Patient cervical fat demonstrates a decreased number of vessels as compared with fat from control subjects. A: Tissue sections were probed using antibodies directed against CD34, a marker of endothelial cells. Magnification, ×20. B: Quantification of α-SMA (a marker of the media layer of arteries) and CD34-stained surfaces in samples from control subjects and from patients with LMNA mutations (blue), HIV infection (green), or mtDNA mutations (pink).

Figure 6

Cervical adipose tissue from patients with LMNA mutations or HIV infection currently treated using protease inhibitors demonstrates altered adipogenic factors and increased UCP1 expression with prelamin A accumulation. Adipose tissue lysates were submitted to Western blot analysis using antibodies directed against SREBP-1, PPARγ, prelamin A, UCP1, or β-actin (used as an index of total protein expression).
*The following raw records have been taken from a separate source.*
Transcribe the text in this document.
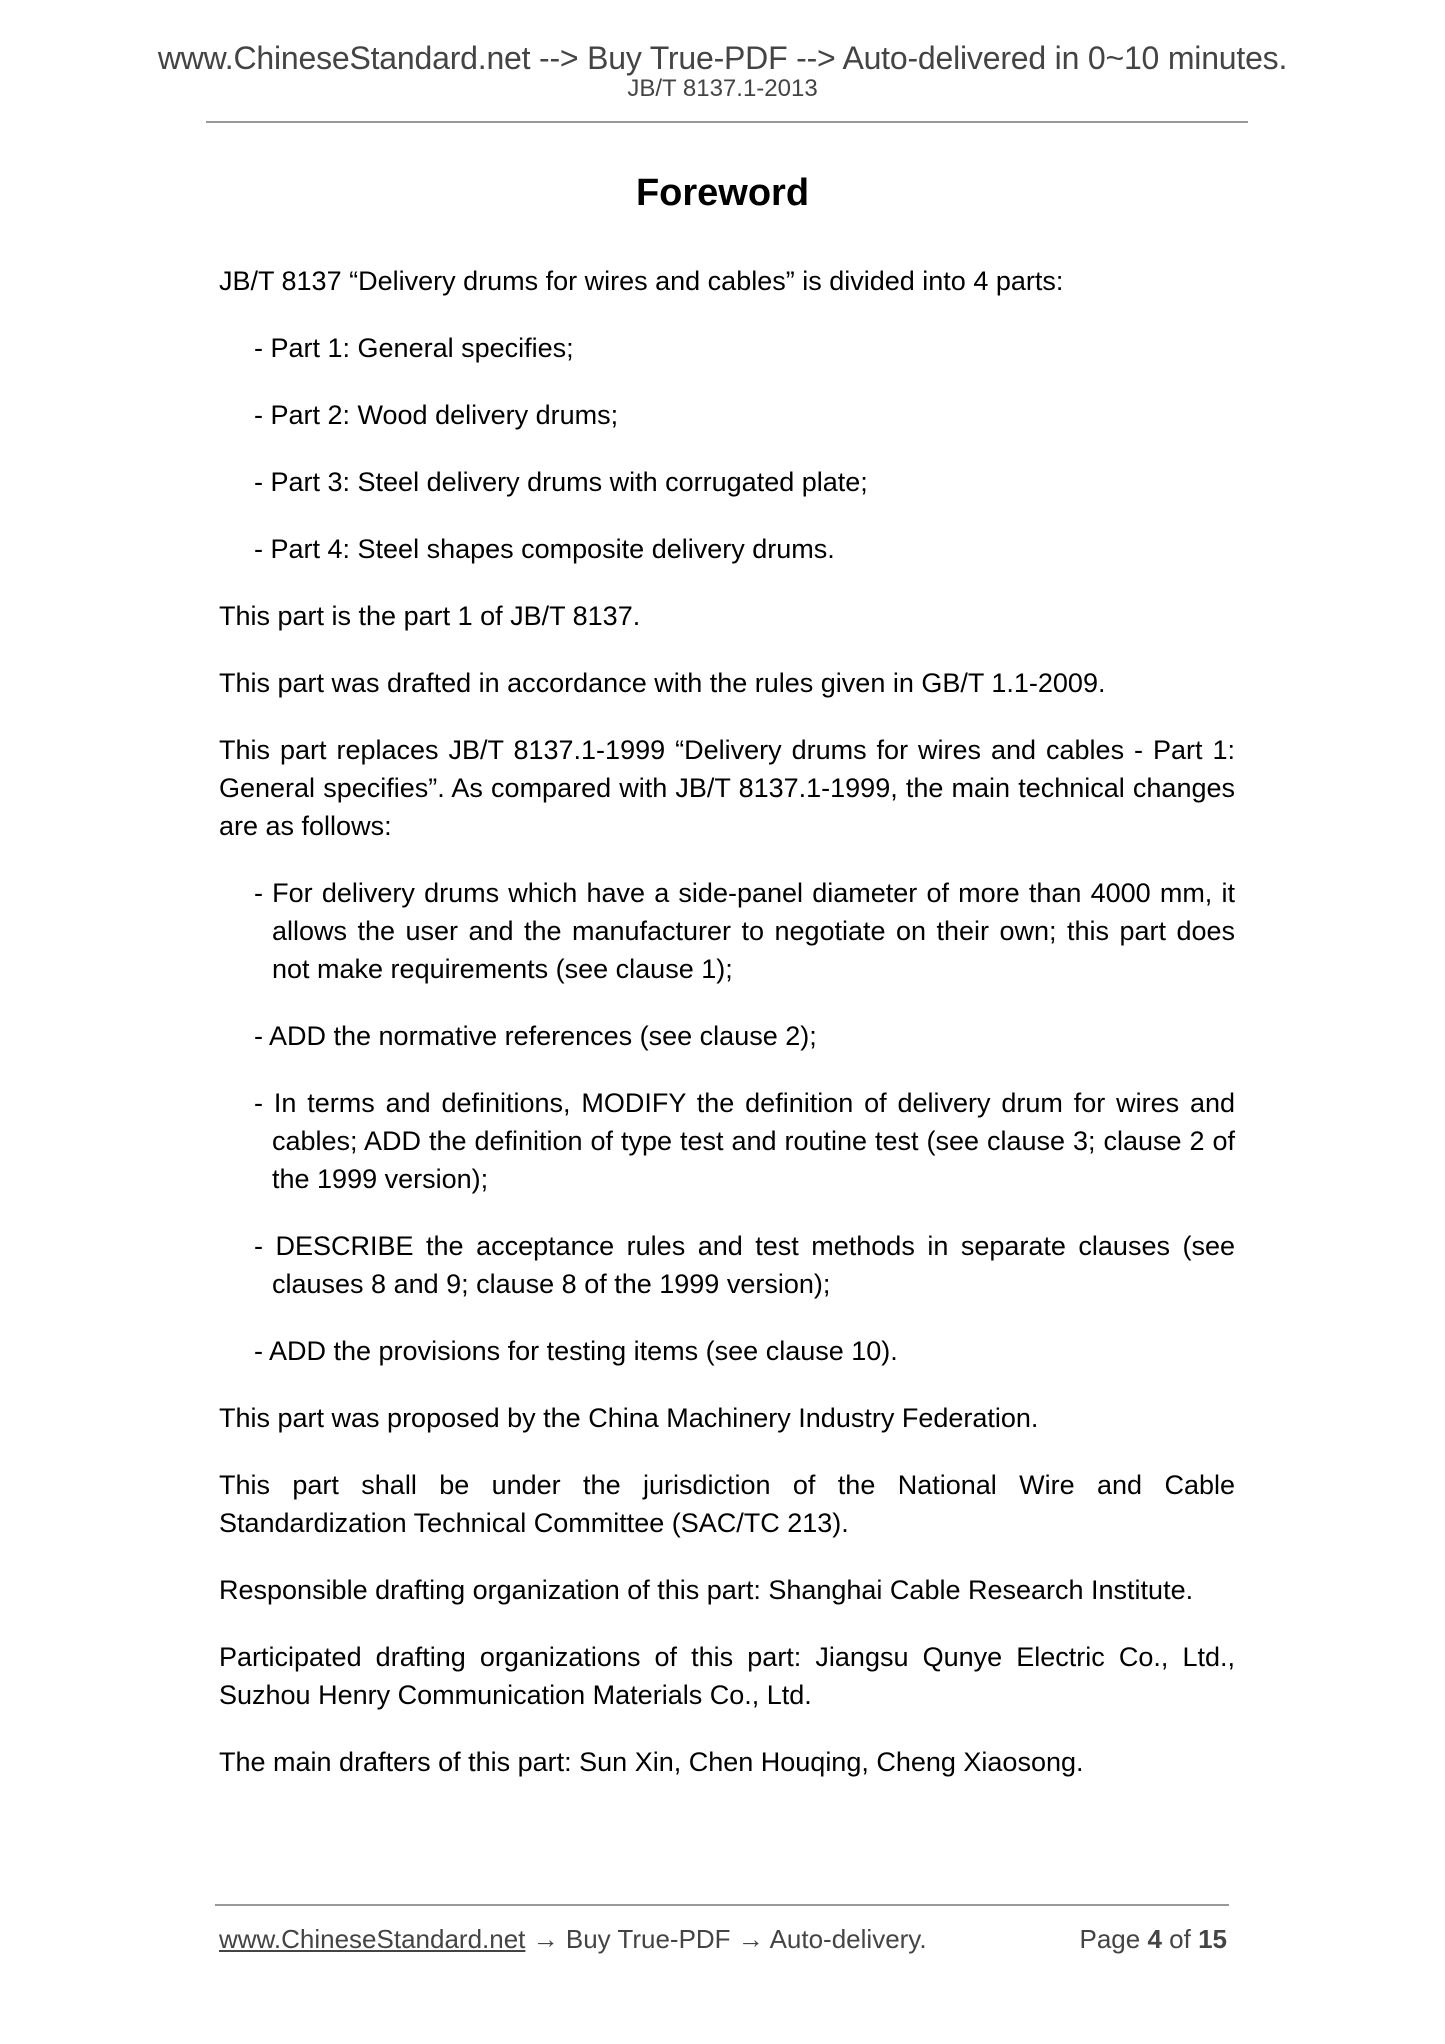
www.ChineseStandard.net --> Buy True-PDF --> Auto-delivered in 0~10 minutes.
JB/T 8137.1-2013
Foreword

JB/T 8137 “Delivery drums for wires and cables” is divided into 4 parts:

- Part 1: General specifies;

- Part 2: Wood delivery drums;

- Part 3: Steel delivery drums with corrugated plate;

- Part 4: Steel shapes composite delivery drums.

This part is the part 1 of JB/T 8137.

This part was drafted in accordance with the rules given in GB/T 1.1-2009.

This part replaces JB/T 8137.1-1999 “Delivery drums for wires and cables - Part 1: General specifies”. As compared with JB/T 8137.1-1999, the main technical changes are as follows:

- For delivery drums which have a side-panel diameter of more than 4000 mm, it allows the user and the manufacturer to negotiate on their own; this part does not make requirements (see clause 1);

- ADD the normative references (see clause 2);

- In terms and definitions, MODIFY the definition of delivery drum for wires and cables; ADD the definition of type test and routine test (see clause 3; clause 2 of the 1999 version);

- DESCRIBE the acceptance rules and test methods in separate clauses (see clauses 8 and 9; clause 8 of the 1999 version);

- ADD the provisions for testing items (see clause 10).

This part was proposed by the China Machinery Industry Federation.

This part shall be under the jurisdiction of the National Wire and Cable Standardization Technical Committee (SAC/TC 213).

Responsible drafting organization of this part: Shanghai Cable Research Institute.

Participated drafting organizations of this part: Jiangsu Qunye Electric Co., Ltd., Suzhou Henry Communication Materials Co., Ltd.

The main drafters of this part: Sun Xin, Chen Houqing, Cheng Xiaosong.

www.ChineseStandard.net → Buy True-PDF → Auto-delivery.	Page 4 of 15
Representative blots from triplicate experiments are shown, and quantifications are expressed as fold changes versus control values. The accumulation of prelamin A is associated with increased expression of UCP1 in enlarged cervical fat from patients with LMNA mutations or HIV infection treated using a protease inhibitor–based therapeutic regimen. C, control subject fat samples.

Figure 7

Cervical adipose tissue from patients with LMNA mutations or protease inhibitor–based treated HIV infection demonstrates an increased number of mitochondria. Electron microscopy analysis (magnification, ×20,000) (A) and immunohistochemical analysis using antibodies directed against mitochondria (magnification, ×40) (B) in cervical adipose tissue samples. Increased density of mitochondria (arrows) was observed in all patient samples, but was maximal in mtDNA-mutated fat.

Figure 8

Patient cervical fat demonstrates alterations of mitochondrial protein expression. Adipose tissue lysates were submitted to Western blot analysis using antibodies directed against the mitochondrial proteins VDAC/porin, COX2 (mtDNA-encoded), and β-actin, used as an index of total protein expression. Representative blots from triplicate experiments are shown, and quantifications are expressed as fold changes versus control values. C, control subject fat samples.